Aylin is devastatingly handsome and distracting throughout, laughing, happy, almost carefree - in the hells, of all places. Isobel sips at the sweet dregs of her goblet and supposes she can't blame her - their immediate future promises time spent fighting a simple fight, for a simple cause, at the side of good, stalwart people. No politics here, no age-old grudges or strained loyalties or weighty history or unfortunate family ties. Besides, neither of them have been here before, so the little detour is an oddly refreshing - if appropriately horrific - novelty.

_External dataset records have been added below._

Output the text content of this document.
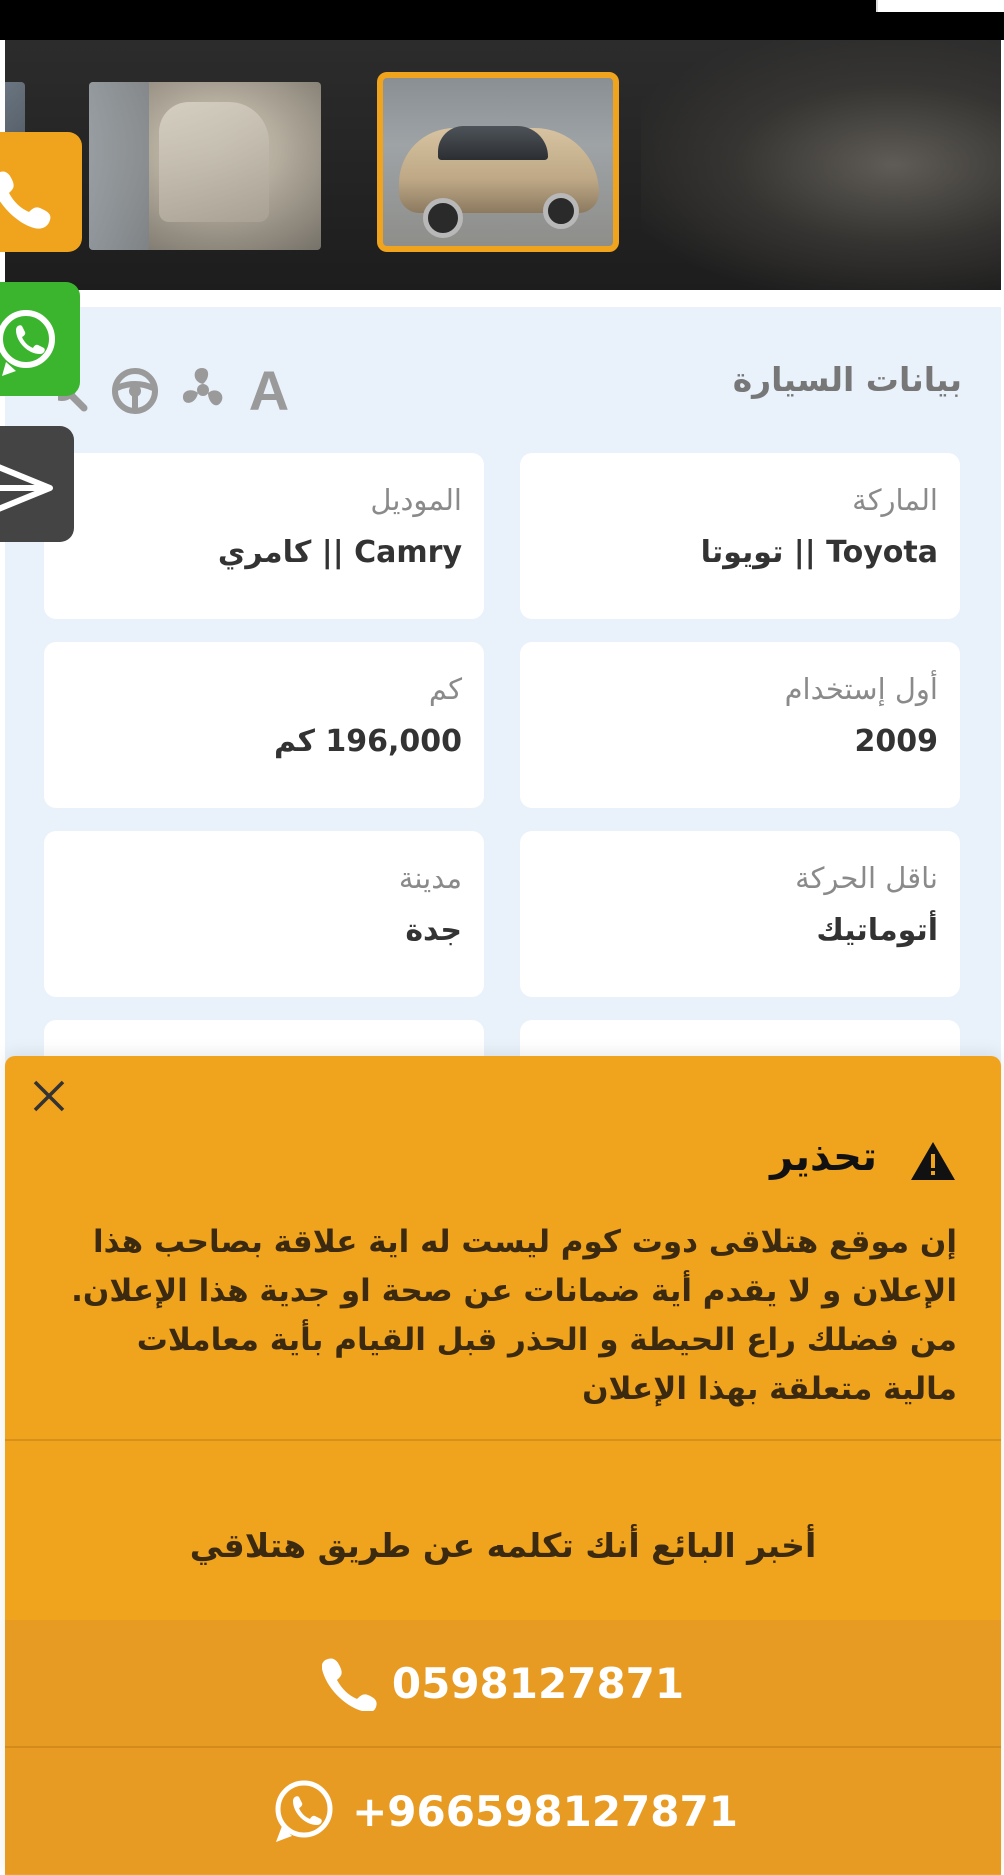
بيانات السيارة
A
الماركة
Toyota || تويوتا
الموديل
Camry || كامري
أول إستخدام
2009
كم
196,000 كم
ناقل الحركة
أتوماتيك
مدينة
جدة
تحذير
إن موقع هتلاقى دوت كوم ليست له اية علاقة بصاحب هذا الإعلان و لا يقدم أية ضمانات عن صحة او جدية هذا الإعلان. من فضلك راع الحيطة و الحذر قبل القيام بأية معاملات مالية متعلقة بهذا الإعلان
أخبر البائع أنك تكلمه عن طريق هتلاقي
0598127871
+966598127871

It makes Isobel's heart sing, how feather-light Aylin seems to be feeling. But it also, somehow, accentuates the line of Aylin's jaw and neck, the irresistible way she tilts her head proudly, and Isobel wants to trace the trajectory with kisses and teeth and tongue. She is enthralling, her angel, glowing in the red-hued everdusk.

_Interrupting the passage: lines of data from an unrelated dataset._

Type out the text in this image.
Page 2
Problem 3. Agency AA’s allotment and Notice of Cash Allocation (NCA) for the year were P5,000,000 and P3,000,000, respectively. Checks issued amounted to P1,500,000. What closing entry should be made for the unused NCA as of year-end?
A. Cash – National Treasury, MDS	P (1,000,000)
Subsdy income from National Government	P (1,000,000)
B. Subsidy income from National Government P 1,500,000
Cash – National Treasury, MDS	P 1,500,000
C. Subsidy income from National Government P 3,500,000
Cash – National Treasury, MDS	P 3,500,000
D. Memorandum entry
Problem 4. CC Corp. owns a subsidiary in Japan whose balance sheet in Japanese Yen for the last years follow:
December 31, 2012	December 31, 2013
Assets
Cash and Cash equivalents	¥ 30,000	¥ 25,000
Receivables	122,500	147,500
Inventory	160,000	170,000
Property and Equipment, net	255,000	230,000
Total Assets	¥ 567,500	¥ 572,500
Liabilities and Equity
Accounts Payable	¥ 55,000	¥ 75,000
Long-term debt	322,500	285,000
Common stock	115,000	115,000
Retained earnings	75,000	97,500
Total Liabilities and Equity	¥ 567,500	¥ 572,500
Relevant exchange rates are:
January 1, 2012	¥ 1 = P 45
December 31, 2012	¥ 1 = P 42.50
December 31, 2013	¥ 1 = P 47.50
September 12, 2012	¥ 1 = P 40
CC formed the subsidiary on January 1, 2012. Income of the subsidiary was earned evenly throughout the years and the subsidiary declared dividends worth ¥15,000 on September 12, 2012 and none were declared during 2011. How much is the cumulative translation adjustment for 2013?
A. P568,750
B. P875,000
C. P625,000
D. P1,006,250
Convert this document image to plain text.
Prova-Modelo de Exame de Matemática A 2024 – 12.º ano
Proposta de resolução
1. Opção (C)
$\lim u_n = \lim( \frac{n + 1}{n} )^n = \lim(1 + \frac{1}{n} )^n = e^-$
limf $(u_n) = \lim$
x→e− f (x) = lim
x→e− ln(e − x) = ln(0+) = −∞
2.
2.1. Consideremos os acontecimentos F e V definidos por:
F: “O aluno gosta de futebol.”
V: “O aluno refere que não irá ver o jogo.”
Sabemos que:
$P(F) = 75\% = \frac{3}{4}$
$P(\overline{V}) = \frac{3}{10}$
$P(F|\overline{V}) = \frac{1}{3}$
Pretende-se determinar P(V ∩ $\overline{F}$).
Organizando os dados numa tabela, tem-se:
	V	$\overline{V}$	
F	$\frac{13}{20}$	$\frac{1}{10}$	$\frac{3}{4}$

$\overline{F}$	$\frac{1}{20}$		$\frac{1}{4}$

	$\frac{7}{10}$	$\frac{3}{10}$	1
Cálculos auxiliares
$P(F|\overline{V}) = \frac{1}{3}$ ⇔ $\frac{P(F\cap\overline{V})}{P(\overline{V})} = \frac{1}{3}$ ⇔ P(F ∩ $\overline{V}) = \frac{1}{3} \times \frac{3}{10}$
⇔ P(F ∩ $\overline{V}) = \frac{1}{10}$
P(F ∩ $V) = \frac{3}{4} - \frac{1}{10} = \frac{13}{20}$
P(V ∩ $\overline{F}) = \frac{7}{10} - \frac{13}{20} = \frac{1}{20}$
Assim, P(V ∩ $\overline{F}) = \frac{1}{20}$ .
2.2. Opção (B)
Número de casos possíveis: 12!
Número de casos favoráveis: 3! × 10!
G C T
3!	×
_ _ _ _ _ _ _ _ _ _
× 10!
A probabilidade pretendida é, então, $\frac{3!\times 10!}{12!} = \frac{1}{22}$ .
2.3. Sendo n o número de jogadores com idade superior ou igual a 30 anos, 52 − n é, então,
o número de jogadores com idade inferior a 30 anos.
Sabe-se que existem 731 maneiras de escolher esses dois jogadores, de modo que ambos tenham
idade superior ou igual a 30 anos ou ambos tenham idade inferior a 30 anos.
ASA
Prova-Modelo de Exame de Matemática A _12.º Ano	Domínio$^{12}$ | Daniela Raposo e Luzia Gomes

Sitting still is a challenge, and Isobel thanks all the gods for her proper upbringing and the restraint it has left her with. She contents herself with fidgeting with her dinner bowl when her fingers itch to touch every part of Aylin, takes measured breaths, and wrenches her focus back to the story of a misadventure Karlach is hilariously retelling.

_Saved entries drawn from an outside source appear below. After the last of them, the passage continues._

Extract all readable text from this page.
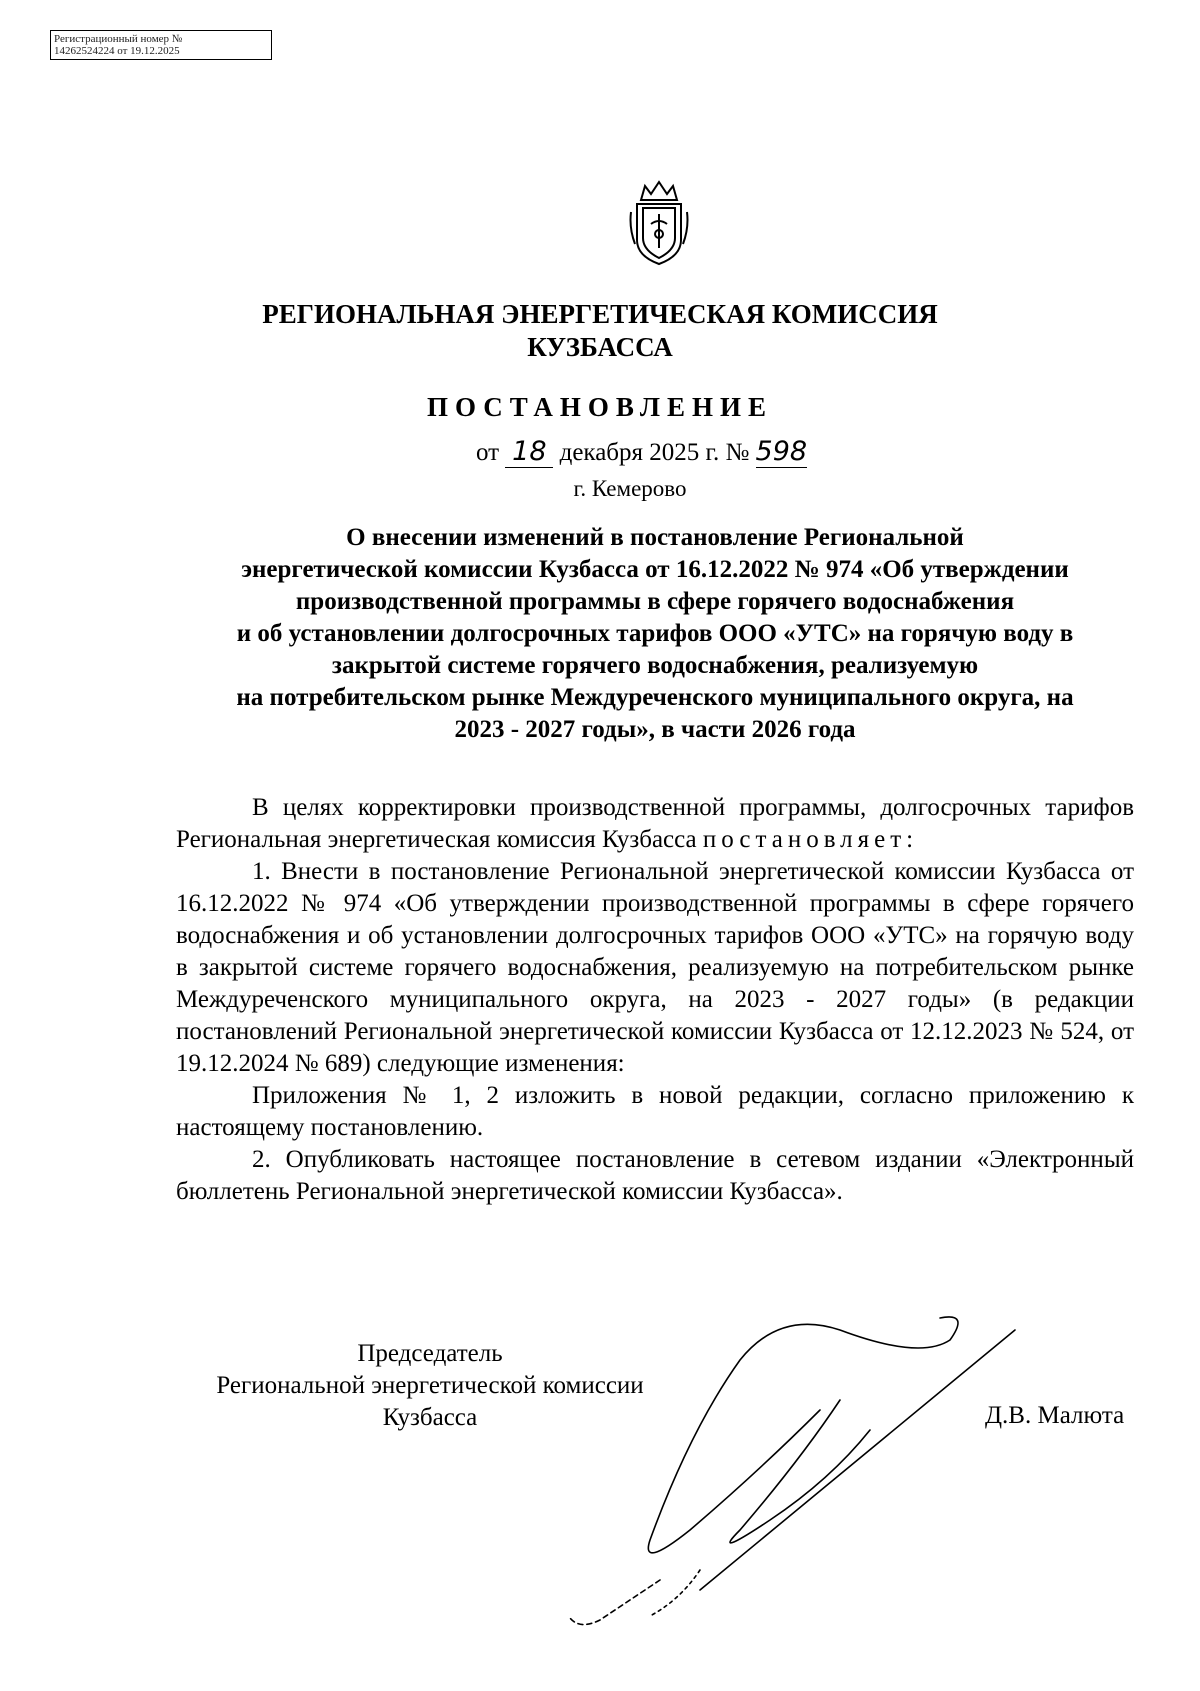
Регистрационный номер №
14262524224 от 19.12.2025
РЕГИОНАЛЬНАЯ ЭНЕРГЕТИЧЕСКАЯ КОМИССИЯ
КУЗБАССА
ПОСТАНОВЛЕНИЕ
от 18 декабря 2025 г. № 598
г. Кемерово
О внесении изменений в постановление Региональной
энергетической комиссии Кузбасса от 16.12.2022 № 974 «Об утверждении
производственной программы в сфере горячего водоснабжения
и об установлении долгосрочных тарифов ООО «УТС» на горячую воду в
закрытой системе горячего водоснабжения, реализуемую
на потребительском рынке Междуреченского муниципального округа, на
2023 - 2027 годы», в части 2026 года

В целях корректировки производственной программы, долгосрочных тарифов Региональная энергетическая комиссия Кузбасса постановляет:

1. Внести в постановление Региональной энергетической комиссии Кузбасса от 16.12.2022 № 974 «Об утверждении производственной программы в сфере горячего водоснабжения и об установлении долгосрочных тарифов ООО «УТС» на горячую воду в закрытой системе горячего водоснабжения, реализуемую на потребительском рынке Междуреченского муниципального округа, на 2023 - 2027 годы» (в редакции постановлений Региональной энергетической комиссии Кузбасса от 12.12.2023 № 524, от 19.12.2024 № 689) следующие изменения:

Приложения № 1, 2 изложить в новой редакции, согласно приложению к настоящему постановлению.

2. Опубликовать настоящее постановление в сетевом издании «Электронный бюллетень Региональной энергетической комиссии Кузбасса».

Председатель
Региональной энергетической комиссии
Кузбасса	Д.В. Малюта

But Isobel isn't quite so distracted as to lose her natural and honed discernment. The little looks and touches are hardly that subtle, after all, and the familiar blanket of comfort in each other's presence has seemingly long settled upon the pair before her.
"So," she smiles only slightly pointedly when the tale is done, and raises an elegant eyebrow, "I gather the two of you…" She trails off, and lets a little wave of her hand finish her meaning.
"Cat's out of the bag?" Karlach chuckles. "It's not that we were hiding from you guys, it's just that…"
"We are still figuring out what exactly "it" is ourselves," Wyll concludes.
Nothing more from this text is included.